Fiction Judge: Naomi Lewis
Photo credit: Leo Aragon |
Naomi K. Lewis is a writer, editor, teacher based in Calgary. She wrote her 2008 novel Cricket in a Fist while a graduate student at UNB, and her 2012 story collection won Enfield & Wizenty's Colophon Prize and was shortlisted for two Alberta book awards. Her non-fiction has been shortlisted for provincial and national magazine awards. Naomi was a magazine editor for the last decade, and will be UNB's writer-in-residence throughout the winter of 2016.

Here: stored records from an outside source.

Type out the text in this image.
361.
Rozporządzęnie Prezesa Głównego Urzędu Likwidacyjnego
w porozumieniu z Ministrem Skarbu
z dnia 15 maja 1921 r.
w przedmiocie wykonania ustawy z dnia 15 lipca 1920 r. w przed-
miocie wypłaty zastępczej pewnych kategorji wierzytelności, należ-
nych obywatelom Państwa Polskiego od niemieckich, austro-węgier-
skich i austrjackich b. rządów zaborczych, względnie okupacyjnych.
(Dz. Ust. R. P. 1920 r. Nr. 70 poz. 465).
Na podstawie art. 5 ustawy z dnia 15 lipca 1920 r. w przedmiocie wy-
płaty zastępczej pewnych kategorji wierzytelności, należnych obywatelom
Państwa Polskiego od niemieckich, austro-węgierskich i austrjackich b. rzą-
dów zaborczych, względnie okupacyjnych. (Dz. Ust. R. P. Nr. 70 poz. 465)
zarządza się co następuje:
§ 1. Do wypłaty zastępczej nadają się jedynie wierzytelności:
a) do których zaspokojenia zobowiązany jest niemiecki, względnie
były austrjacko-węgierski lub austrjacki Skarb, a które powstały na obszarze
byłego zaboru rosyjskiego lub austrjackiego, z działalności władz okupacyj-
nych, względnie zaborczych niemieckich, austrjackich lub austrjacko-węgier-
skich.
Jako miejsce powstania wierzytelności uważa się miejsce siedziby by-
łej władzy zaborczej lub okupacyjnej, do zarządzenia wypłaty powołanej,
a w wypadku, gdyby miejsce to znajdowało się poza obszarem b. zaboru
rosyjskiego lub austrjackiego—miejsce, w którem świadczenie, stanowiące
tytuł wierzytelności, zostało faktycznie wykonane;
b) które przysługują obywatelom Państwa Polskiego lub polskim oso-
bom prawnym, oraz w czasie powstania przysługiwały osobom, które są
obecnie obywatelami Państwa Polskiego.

Poetry Judges: Rae Armantrout, Lorna Crozier, and Brecken Hancock
Rae Armantrout has published 12 books of poetry. Her most recent collection, Itself, was published in 2015. Her 2013 book, Just Saying, has just appeared in an Italian edition on stampato presso, Rome. Her poems have also been collected in a Spanish edition: Rae Armantrout: Poemas: (Spain, 2014). Versed (2009) received the Pulitzer Prize and the National Book Critics Circle Award. Partly, a volume of new and selected poems will appear in 2016. Her work has appeared in many anthologies such as: The Best of the Best American Poetry: 1988-2012 (2013), The Open Door: 100 Poems, 100 Years of Poetry Magazine (2012). Armantrout was a fellow at the Rockefeller Center in Bellagio, Italy from June 26 to July 24 2014.
Lorna Crozier has received many awards, including the Governor General’s and B.C.’s Lieutenant’s Governor’s Award for Lifetime Achievement, as well as five honourary doctorates. An Officer of the Order of Canada, she has published a memoir and 16 books of poetry, the latest called The Wrong Cat, and The Wild in You, a collaboration with the photographer Ian McAllister. Her poems have been translated into several languages, including a book-length translation in French and another in Spanish, and she has read in every continent, except Antarctica. She lives on Vancouver Island with Patrick Lane, two turtles, many fish and two fine cats.
Brecken Hancock's poetry, essays, interviews, and reviews have been published or are forthcoming in Brick, Best Canadian Poetry in English, Best American Experimental Writing, Papirmass, Lemon Hound, The Globe & Mail, Hazlitt, and on the site Canadian Women in the Literary Arts. Her first book of poems, Broom Broom (Coach House, 2014), won the Trillium Book Award for Poetry, was named by The Globe & Mail's Jared Bland as a debut of the year, and appeared on a number of year-end best-book lists, including the National Post, All Lit Up, and BookThug's Best Reads. She lives in Ottawa.